Operação Sinapse: Justiça condena 16 pessoas por desvio de R$ 6,6 milhões

Irregularidades apontaram desvio em contratos firmados pelo IFPR para Educação a Distância.

MPF
Publicada em 12 de agosto de 2017 às 21:05
Operação Sinapse: Justiça condena 16 pessoas por desvio de R$ 6,6 milhões

A Justiça Federal do Paraná condenou 16 pessoas pelos crimes de peculato, corrupção passiva, falsidade ideológica, fraude em licitações e associação criminosa pelo desvio de aproximadamente R$ 6,6 milhões na execução de contratos celebrados entre o Instituto Federal do Paraná (IFPR) e o Ministério da Educação para Educação à Distância (EaD).

Segundo a denúncia do Ministério Público Federal no Paraná (MPF/PR), os crimes foram praticados na execução de cinco Termos de Parceria celebrados por meio de Organizações da Sociedade Civil de Interesse Público (OSCIPs), com o Instituto Brasileiro de Estudos e Pesquisas para Otimização da Tecnologia e da Qualidade Aplicadas (IBEPOTEQ) e a Agência Brasileira de Desenvolvimento, Econômico e Social (ABDES), entre os anos de 2009 e 2011.

De acordo com a acusação, os termos de parceria foram direcionados pelas OSCIPs, para o IBEPOTEQ e para a ABDES, cujos dirigentes tinham estreita relação de confiança com os gestores do IFPR. Desta forma, a opção pela utilização de OSCIPs para a execução dos cursos de EaD foi o meio empregado pela organização criminosa para burlar exigências de licitação e concursos públicos. Além disso, os projetos apresentados para estes cursos à distância eram superfaturados e os serviços previstos em contrato não eram prestados.

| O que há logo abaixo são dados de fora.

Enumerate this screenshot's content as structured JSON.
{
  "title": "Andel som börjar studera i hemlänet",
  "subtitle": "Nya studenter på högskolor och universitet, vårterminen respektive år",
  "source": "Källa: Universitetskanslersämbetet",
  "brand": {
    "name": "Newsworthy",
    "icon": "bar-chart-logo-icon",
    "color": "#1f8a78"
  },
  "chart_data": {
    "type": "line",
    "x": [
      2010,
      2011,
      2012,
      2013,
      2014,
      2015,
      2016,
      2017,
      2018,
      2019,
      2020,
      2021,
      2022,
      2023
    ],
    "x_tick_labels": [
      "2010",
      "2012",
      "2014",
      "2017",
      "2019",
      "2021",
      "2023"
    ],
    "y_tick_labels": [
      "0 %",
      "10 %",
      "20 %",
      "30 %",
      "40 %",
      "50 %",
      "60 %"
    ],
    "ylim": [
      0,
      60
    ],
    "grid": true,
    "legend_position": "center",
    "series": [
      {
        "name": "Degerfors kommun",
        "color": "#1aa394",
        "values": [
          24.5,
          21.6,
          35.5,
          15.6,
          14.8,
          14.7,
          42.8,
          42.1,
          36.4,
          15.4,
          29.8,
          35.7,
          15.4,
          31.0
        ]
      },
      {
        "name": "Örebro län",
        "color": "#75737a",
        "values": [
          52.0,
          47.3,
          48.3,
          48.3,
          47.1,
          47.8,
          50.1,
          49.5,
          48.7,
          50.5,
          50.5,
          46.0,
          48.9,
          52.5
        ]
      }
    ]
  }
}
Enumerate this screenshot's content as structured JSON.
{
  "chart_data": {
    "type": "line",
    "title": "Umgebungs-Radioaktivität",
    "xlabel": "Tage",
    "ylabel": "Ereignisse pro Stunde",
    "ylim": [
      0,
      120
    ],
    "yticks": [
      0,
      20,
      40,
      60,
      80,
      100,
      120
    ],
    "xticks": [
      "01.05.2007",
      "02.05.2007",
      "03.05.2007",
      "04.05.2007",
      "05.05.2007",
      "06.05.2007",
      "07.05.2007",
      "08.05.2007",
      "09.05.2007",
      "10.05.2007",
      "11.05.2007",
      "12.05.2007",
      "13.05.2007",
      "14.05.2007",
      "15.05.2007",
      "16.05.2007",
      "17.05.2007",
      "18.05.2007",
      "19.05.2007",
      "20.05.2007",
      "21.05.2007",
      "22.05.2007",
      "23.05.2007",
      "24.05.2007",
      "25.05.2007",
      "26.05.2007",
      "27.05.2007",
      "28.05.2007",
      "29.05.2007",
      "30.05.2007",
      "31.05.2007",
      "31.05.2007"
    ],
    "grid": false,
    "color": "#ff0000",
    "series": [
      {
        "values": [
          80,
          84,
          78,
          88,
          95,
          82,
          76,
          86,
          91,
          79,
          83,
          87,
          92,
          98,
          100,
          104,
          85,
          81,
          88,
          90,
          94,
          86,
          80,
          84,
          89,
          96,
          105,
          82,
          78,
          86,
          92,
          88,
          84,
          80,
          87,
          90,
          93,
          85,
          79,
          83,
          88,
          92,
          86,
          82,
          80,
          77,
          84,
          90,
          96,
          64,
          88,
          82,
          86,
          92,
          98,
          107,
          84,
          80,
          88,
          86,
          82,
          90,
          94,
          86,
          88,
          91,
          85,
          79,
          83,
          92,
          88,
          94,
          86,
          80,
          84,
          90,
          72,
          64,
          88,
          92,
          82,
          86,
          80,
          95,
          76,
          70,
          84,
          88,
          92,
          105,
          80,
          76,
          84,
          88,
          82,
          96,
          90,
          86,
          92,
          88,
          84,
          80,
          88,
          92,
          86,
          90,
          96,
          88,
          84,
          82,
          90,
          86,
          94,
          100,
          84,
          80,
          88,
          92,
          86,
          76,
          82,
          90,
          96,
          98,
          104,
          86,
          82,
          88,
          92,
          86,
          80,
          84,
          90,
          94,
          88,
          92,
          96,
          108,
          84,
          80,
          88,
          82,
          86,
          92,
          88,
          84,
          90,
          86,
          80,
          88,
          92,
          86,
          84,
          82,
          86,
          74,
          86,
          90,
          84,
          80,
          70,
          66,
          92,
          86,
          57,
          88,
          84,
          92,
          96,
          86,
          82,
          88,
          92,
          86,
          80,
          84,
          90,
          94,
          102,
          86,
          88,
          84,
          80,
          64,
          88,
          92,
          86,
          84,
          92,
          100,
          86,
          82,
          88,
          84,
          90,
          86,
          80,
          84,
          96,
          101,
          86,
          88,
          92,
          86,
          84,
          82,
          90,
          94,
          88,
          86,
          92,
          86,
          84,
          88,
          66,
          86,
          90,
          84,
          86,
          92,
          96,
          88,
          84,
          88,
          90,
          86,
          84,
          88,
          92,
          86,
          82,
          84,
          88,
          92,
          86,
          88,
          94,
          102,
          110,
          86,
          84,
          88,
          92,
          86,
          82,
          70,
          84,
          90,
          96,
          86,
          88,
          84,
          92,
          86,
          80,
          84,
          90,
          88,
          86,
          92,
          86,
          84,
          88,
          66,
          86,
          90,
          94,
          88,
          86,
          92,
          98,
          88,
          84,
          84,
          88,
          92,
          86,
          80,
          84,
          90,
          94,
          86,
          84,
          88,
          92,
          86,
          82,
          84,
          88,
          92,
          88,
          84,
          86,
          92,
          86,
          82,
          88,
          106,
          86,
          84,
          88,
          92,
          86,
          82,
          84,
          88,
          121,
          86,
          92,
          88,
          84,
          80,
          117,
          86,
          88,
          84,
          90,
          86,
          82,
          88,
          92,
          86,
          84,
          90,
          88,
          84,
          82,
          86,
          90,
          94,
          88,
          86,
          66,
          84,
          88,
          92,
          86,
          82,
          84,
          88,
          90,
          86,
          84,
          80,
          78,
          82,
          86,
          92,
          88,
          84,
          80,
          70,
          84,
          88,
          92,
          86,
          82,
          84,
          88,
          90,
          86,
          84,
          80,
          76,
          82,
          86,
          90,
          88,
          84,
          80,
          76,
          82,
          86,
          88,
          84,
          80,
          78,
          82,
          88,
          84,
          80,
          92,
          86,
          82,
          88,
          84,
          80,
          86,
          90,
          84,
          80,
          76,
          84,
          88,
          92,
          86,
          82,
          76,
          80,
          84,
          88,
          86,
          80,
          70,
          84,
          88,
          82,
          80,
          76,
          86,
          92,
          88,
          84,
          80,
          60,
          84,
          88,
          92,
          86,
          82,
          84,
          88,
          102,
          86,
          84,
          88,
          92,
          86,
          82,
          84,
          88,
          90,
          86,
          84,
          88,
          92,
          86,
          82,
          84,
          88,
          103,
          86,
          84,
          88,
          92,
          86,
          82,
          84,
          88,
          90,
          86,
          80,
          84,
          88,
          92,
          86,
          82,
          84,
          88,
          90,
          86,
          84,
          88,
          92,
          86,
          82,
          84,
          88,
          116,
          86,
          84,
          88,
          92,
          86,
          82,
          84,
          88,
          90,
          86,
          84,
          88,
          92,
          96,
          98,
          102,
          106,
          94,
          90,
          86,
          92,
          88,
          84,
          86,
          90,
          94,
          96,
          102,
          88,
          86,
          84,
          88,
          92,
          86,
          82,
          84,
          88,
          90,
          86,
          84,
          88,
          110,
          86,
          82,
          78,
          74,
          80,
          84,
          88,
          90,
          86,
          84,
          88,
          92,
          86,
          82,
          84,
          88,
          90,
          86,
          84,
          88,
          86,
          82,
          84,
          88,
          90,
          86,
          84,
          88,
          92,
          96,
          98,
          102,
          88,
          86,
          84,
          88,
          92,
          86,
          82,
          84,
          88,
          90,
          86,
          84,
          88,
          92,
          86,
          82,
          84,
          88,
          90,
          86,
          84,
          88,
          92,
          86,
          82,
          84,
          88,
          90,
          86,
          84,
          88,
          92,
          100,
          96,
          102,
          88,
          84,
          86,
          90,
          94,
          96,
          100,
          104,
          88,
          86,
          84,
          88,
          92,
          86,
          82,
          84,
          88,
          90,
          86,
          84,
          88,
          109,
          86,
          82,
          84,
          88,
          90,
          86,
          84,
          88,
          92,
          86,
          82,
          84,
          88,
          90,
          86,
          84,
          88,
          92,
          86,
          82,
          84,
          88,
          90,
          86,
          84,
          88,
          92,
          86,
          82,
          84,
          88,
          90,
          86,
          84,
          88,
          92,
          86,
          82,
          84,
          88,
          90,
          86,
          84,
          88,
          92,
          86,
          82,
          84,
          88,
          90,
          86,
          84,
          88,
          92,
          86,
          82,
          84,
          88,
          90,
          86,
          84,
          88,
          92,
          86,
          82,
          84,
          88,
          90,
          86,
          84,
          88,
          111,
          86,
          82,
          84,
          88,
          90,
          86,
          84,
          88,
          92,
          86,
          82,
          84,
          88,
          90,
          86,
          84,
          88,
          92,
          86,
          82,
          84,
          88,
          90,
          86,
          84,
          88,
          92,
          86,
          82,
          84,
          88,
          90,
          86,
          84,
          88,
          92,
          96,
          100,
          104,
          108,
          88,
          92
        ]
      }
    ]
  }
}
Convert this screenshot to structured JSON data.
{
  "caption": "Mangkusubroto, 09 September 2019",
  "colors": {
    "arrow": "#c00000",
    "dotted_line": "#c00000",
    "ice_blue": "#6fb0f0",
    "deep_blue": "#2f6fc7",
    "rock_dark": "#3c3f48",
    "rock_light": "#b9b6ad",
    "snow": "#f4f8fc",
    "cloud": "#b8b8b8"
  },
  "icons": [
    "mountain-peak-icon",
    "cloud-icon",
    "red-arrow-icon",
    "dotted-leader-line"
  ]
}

``Apesar da aparente concorrência entre as OSCIPs participantes, os concursos sempre estiveram direcionados para o IBEPOTEQ e a ABDES, sob o comando operacional dos denunciados José Carlos Ciccarino e Ricardo Herrera e com a efetiva participação dos gestores das OSCIPs e de terceiros´´, destaca a denúncia do MPF.

O MPF apontou que a organização criminosa conseguiu que alguns de seus integrantes fossem aprovados em concursos públicos para o IFPR de forma fraudulenta. Para mascarar os crimes, o grupo falsificava contratos e prestações de contas, além de pagar propina a funcionários da autarquia federal e integrantes das OSCIPs.

A denúncia foi apresentada com vasto material probatório dos crimes praticados que vão desde documentos e computadores apreendidos, quebras de sigilos fiscais e bancários, interceptações telefônicas, informações constantes em relatório de fiscalização da Controladoria Geral da União (CGU), depoimentos, diversos laudos periciais e contábeis e filmagem da entrega de dinheiro a um dos investigados.

``A investigação e instrução demonstraram, sem qualquer dúvida razoável, a prática de diversos crimes no âmbito da relação entre o IFPR e as duas OSCIPS. Licitações foram fraudadas, despesas de prestação de serviços foram simuladas para viabilizar peculato, recursos criminosos foram lavados e, não bastando isso, foram falsificadas provas para a sua apresentação à fiscalização da Controladoria Geral da União - CGU, ainda no curso da investigação´´, ressaltou o juiz federal Sérgio Fernando Moro em sua sentença.

Condenações

Entre os condenados estão José Carlos Ciccarino; Ricardo Herreira ; Gilson Amâncio e José Bernardoni Filho. Também foram sentenciados Alexandre de Souza Azambuja; Carlos Roberto Míscoli ; Izidoro Plínio Bassani; Adalberto Stamm ; Giovane Calabrese; Jonath Rodrigues Ignácio; Arnaldo Suhr; Paulo da Silveira Dias ; Walmar Rodrigues da Silva; Dalmo Barbosa; Genoíno José Dal Moro e José Martins Lecheta.

Além das penas privativas de liberdade, o juiz  também determinou a indenização dos cofres públicos pelos condenados. 

Operação Sinapse

A Operação Sinapse foi deflagrada em agosto de 2013 pela Polícia Federal, em conjunto com a Controladoria Geral da União (CGU). À época, cerca de 200 Policiais Federais cumpriram 18 mandados de prisão, três deles contra funcionários públicos do Instituto, 10 mandados de condução coercitiva, e 43 de busca e apreensão. Durante a ação foram apreendidos 24 veículos em posse dos acusados, sendo três de luxo – uma Mercedez Benz, um Porsche e uma Land Rover. Juntos, os três veículos somavam mais de R$ 1,5 milhões. A ação ocorreu nas cidades de Curitiba, Cascavel e em São Carlos e Sorocaba, no estado São Paulo.